Exxon Mobil: 3 compagnies pétrolières poursuivent l’état, en disant qu’une réinterprétation de la loi fiscale de l’Alaska leur a coûté des millions

Deux des plaignants sont de gros producteurs de pétrole,

Hilcorp et

Une porte-parole pour le

Les sociétés ont déposé leur plainte en

Les deux parties ont un grand enjeu dans le résultat, avec les compagnies pétrolières protégeant leurs revenus et l’état défendant son revenu basé sur le pétrole.

Le différend porte sur une disposition importante du régime pétrolier global de l’État, qui a été mis en place par le projet de loi du Sénat 21, la législation de 2013. La loi a créé ce qu’on appelle un crédit d’impôt «dégressif».

Les entreprises peuvent appliquer le crédit à chaque baril de production pétrolière, la valeur augmentant avec l’effondrement des cours du pétrole. À des prix inférieurs à

Tandis que

Lorsque la législature a créé SB 21, elle a précisé que le crédit dégressif ne pouvait pas être utilisé pour réduire les impôts des sociétés en deçà du plancher minimum. Mais la loi a permis aux entreprises d’utiliser d’autres types de crédits pour réduire leurs impôts sous le plancher.

Pour les premières années d’existence de la loi, certaines entreprises ont payé moins que le minimum en calculant leurs impôts par paliers.

Premièrement, ils utiliseraient les crédits dégressifs pour réduire leur facture d’impôt au montant minimum ou à peu près. Ensuite, ils utiliseraient d’autres crédits pour le réduire ci-dessous.

Mais l’année dernière, l’état

“Mathématiquement, sous la propriété commutative, peu importe l’ordre dans lequel les crédits sont appliqués”, écrit le directeur de l’impôt de l’Etat,

Le bulletin a fait valoir que l’État a adopté des règlements après le passage de SB 21 qui a précisé que les entreprises ne peuvent pas combiner les crédits de l’échelle mobile avec d’autres crédits pour déposer leurs impôts sous le plancher.

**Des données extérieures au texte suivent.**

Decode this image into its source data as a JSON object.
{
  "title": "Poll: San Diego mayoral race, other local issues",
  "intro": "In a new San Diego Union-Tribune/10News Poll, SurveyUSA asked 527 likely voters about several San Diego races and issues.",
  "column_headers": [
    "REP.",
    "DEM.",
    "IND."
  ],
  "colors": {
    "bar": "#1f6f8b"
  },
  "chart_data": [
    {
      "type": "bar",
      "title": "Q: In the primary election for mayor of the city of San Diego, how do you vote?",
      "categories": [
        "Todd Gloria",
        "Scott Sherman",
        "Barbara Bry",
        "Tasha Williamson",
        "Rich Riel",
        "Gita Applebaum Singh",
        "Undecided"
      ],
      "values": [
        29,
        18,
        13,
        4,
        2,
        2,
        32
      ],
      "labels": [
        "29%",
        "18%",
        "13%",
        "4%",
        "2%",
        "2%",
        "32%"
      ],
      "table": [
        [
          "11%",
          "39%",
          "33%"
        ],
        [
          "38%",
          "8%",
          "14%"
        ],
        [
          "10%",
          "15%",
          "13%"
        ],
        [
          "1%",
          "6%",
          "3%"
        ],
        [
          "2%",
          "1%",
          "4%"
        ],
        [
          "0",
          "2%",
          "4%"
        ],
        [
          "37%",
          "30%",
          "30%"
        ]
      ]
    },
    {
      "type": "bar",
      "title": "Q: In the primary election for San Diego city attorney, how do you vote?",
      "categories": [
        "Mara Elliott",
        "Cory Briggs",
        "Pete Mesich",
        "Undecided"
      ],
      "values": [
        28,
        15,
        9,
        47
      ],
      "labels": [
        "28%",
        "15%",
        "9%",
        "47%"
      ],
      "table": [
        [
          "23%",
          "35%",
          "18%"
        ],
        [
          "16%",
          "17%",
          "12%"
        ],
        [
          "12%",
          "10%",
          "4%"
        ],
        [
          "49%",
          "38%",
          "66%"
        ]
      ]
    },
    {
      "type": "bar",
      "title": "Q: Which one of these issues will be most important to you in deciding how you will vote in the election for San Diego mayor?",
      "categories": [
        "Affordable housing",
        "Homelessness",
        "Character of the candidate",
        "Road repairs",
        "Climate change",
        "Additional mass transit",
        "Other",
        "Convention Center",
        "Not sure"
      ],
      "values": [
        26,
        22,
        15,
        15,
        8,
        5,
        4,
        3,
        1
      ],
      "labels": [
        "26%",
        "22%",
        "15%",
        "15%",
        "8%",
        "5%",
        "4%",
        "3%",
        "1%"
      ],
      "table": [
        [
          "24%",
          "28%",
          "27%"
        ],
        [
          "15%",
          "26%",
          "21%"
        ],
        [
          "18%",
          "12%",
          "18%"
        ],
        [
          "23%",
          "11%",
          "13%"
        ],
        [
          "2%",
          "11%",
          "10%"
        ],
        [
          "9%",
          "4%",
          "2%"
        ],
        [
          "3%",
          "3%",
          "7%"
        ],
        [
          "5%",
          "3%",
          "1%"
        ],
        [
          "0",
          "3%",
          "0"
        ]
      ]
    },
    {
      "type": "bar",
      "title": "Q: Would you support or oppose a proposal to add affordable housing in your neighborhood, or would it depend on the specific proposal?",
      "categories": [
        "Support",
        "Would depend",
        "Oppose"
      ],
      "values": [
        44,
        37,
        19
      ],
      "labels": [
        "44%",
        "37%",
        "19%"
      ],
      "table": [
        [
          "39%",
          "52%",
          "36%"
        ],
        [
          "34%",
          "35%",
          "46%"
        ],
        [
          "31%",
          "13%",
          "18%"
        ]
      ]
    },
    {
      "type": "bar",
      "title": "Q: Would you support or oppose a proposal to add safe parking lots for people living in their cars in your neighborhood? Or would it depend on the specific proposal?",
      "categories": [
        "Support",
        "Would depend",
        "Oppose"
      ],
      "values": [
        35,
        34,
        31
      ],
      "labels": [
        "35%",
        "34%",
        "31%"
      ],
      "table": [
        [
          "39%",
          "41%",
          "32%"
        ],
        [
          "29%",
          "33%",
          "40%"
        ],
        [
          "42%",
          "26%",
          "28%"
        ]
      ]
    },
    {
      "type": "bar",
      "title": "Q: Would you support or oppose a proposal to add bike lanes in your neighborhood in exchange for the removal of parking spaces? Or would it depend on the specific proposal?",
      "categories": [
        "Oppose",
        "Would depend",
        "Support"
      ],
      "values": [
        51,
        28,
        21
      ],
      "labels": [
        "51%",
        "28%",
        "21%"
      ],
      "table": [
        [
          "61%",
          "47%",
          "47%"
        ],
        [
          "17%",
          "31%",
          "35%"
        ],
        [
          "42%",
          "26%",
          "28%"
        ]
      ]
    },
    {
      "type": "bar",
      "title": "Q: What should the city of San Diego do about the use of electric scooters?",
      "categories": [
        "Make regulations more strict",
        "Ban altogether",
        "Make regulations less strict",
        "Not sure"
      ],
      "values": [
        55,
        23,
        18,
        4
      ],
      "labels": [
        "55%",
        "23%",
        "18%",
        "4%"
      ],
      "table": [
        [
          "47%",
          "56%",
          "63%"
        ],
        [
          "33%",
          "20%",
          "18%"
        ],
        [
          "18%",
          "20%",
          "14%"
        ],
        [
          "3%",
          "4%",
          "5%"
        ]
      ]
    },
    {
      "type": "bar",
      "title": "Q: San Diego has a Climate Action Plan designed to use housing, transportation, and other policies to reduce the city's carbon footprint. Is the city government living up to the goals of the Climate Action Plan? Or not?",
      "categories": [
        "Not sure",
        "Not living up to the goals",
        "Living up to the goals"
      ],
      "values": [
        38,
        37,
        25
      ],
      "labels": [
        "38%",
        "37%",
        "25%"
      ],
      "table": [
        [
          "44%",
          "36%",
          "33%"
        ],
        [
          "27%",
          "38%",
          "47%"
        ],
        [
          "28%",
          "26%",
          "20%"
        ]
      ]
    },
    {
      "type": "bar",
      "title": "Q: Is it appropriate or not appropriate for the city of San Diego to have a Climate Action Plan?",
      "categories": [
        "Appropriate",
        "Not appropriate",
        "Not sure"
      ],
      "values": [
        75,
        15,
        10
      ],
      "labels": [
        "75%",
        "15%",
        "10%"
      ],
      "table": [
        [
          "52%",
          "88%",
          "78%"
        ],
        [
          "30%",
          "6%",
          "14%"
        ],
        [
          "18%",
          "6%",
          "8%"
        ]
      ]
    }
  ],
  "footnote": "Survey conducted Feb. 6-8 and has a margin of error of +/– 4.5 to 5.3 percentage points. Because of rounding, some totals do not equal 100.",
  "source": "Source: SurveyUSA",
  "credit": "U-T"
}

Lors de la publication du bulletin, l’État a indiqué qu’il appliquerait rétroactivement sa politique aux trois années précédentes, ainsi qu’à l’avenir. Les fonctionnaires ont d’abord déclaré que le changement coûterait aux entreprises un total de

Alper a dit qu’il a fallu aussi longtemps qu’il a commencé à appliquer les restrictions sur les crédits à échelle mobile en raison d’un manque de communication dans son département.

“Nous avons authentiquement eu une différence de compréhension entre une branche de la division fiscale et une autre branche”, a déclaré Alper. Mais, il a ajouté: “Les gens qui administrent réellement la taxe sont ceux qui avaient raison.”

Dans leur plainte de 19 pages, déposée jeudi,

“Cela a eu un impact profond sur l’industrie”, a déclaré

Parce que l’Etat n’a pas budgétisé assez d’argent pour payer tous les crédits d’impôt en espèces qu’il doit,

Mais le bulletin fiscal de l’Etat interdit maintenant cette pratique, qui a “drastiquement réduit” la valeur de

“Cela met vraiment les gars dans une situation difficile”, a déclaré Moriarty.

Les entreprises affirment que le bulletin est incompatible avec la loi de l’État, ce qui permet aux crédits non-glissants de réduire les impôts des entreprises sous le plancher.

Ils soutiennent également que l’État n’a pas fourni l’avis public requis et les possibilités de commentaires. Et ils disent qu’ils ne devraient pas avoir à payer des impôts rétroactivement parce qu’ils ont raisonnablement compté sur les déclarations publiques des fonctionnaires de l’État que les crédits pourraient être appliqués progressivement.

(c) 2018 l’Alaska Dispatch News (Anchorage, Alaska)

Visitez Alaska Dispatch News (Anchorage, Alaska) sur www.adn.com

Distribué par Tribune Content Agency, LLC.